Nas férias de verão daquele ano fui visitá-lo duas vezes. Brincamos um pouco e eu voltava antes que escurecesse. Minha mãe não gostava da idéia, mas deixava quando eu insistia muito e as vezes ia escondido. Mesmo brincando de tudo que brincávamos antes Beto não parecia mais o mesmo.
No primeiro dia de aula do ano seguinte esperei por ele e não o vi. Esperei uma, duas semanas sem ter notícia. Decidi que ia passar na sua casa depois da aula sem que minha mãe ou minha vó soubessem. Chegando lá encontrei a casa vazia sem ninguém. Sentei na soleira da porta e esperei, esperei e esperei. A noite já avançava muito e eu não tinha mais nenhuma esperança de encontrá-lo quando o vi chegando. Beto me explicou que agora estava trabalhando na mesma indústria que seus pais trabalharam. Sua tia o obrigou, porque as despesas aumentaram muito com sua presença lá. Ela passava dias fora de casa e depois dias em casa sem fazer nada, Beto não tinha a menor idéia do que ela fazia. Disse também que o trabalho é pesado, difícil, muito cansativo e que seu salário vai todo para pagar as contas e comprar comida. Beto guarda cinco reais todo mês para alguma emergência.
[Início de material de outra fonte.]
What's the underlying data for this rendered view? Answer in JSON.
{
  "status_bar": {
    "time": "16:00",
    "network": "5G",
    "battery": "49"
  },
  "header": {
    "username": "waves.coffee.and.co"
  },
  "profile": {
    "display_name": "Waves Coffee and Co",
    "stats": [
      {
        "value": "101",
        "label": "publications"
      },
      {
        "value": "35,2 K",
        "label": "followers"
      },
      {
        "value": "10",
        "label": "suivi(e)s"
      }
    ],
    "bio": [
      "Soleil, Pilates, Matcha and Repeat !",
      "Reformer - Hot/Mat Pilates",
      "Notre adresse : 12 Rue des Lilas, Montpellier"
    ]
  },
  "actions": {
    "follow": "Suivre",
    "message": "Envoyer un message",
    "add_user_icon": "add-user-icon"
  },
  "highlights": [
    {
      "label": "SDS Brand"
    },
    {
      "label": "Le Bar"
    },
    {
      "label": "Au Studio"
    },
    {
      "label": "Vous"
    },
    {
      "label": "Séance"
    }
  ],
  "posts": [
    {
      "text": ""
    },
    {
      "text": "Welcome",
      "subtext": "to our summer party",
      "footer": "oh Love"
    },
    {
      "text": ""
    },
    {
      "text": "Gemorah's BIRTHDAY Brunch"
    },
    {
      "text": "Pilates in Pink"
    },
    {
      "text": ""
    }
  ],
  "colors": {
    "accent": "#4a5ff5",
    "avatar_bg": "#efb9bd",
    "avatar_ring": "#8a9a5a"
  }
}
Conversamos até muito tarde, para desespero da minha mãe, que me esperava acordada, chorando e não sabia se me batia, me beijava, me xingava ou abraçava quando eu cheguei.
Os anos se passaram e desde aquele dia eu não mais vi o Beto. Dois anos depois minha vó morreu quase no mesmo período em que minha mãe foi demitida. A vida tornou-se cada vez mais dura, a gente nunca saía para se divertir e passei a usar o fim de semana para descolar uns bicos e ajudar na renda de casa. Minha mãe fazia questão que eu terminasse a escola e assim fiz. Meio aos trancos e barrancos, mas consegui. Estava livre para procurar um emprego de verdade.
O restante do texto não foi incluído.